Contentious NMC Bill passed by Rajya Sabha; What exactly are the doctors opposing
New Delhi, Aug 01: The Rajya Sabha today passed the National Medical Commission Bill, 2019. The doctors across the country are up in arms against the National Medical Commission Bill (NMC) 2019 which was passed by the Lok Sabha on July 29. The bill was tabled in the Rajya Sabha on Thursday amid widespread protests by the medical fraternity.
The bill will, however, go back to the Lok Sabha again as two amendmends need to be approved by the house.
The Bill, introduced by Health Minister Harsh Vardhan seeks to repeal the Indian Medical Council Act 1956.
Among other things, there are three proposals in the NMC Bill which are being vehementaly opposed.

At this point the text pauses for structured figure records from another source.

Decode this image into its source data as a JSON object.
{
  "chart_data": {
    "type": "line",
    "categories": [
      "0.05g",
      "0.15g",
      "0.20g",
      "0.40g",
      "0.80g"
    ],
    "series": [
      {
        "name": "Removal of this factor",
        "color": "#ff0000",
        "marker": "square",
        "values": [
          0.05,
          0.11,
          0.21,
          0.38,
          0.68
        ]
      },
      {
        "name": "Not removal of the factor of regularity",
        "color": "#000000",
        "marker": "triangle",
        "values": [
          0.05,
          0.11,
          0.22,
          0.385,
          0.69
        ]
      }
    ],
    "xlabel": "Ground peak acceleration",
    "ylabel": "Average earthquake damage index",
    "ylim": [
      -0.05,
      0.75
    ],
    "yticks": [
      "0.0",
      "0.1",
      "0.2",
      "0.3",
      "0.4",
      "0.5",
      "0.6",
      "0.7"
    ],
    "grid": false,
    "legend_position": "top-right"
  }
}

Community health providers (CHP) clause:
The NMC Bill proposes to allow non-medical persons or Community Health Providers to practise modern medicine. As of now, Community Health Providers, who are not MBBS, provide basic health care facilities like first-aid, looking after patients till doctors arrive. The are not authorised to prescribe modern medicine. According to the Bill, the Commission may grant limited licence to practice medicine to Community Health Provider. This falls under Section 32 of the NMC Bill which states that Community Health Provider may prescribe specified medicine independently in primary and preventive healthcare, but in cases other than primary and preventive healthcare, he may prescribe medicine only under the supervision of medical practitioners.
Doctors are opposed to this and an IMA official statement said "This law legalises quackery."
NMC to replace MCI:
The NMC bill proposes to replace the Medical Council of India (MCI) with a new body called the National Medical Commission. MCI was hit by a huge corruption scandal after which there have been demands to remedy it. The Bill proposes to setup a 25 member NMC which would set standards of medical education, regulated admission to medical colleges and oversaw registration of doctors.
As per the Bill, of 25 members proposed for the NMC, only five would be elected which means the non-elected members would be either government officials or those nominated by the government.
Doctors argue that a body of 25 members of which 20 will be nominated by the government is undemocratic. They say it is like taking away the autonomy and government trying to exercise more control over the functioning of medical education and practice.
National Exit Test (NEXT):
The NMC bill proposes an exam called the National Exit Test (NEXT) which would be a common final-year MBBS exam. This exam needs to be cleared before an individual starts practising medicine and for seeking admission to post-graduate medical courses and for enrolment in the State Register or the National Register. It will also be a screening test for foreign medical graduates.
NEXT, in its present format, has been outrightly rejected by the Medical student fraternity.
"Merit should be the determining factor in securing a PG seat and the current NEET-PG should not be scrapped," reports quoted the All India Institutes of Medical Sciences (AIIMS) Resident Doctors Association (RDA) the Federation of Resident Doctors Association (FORDA) and the United-RDA joint statement as saying.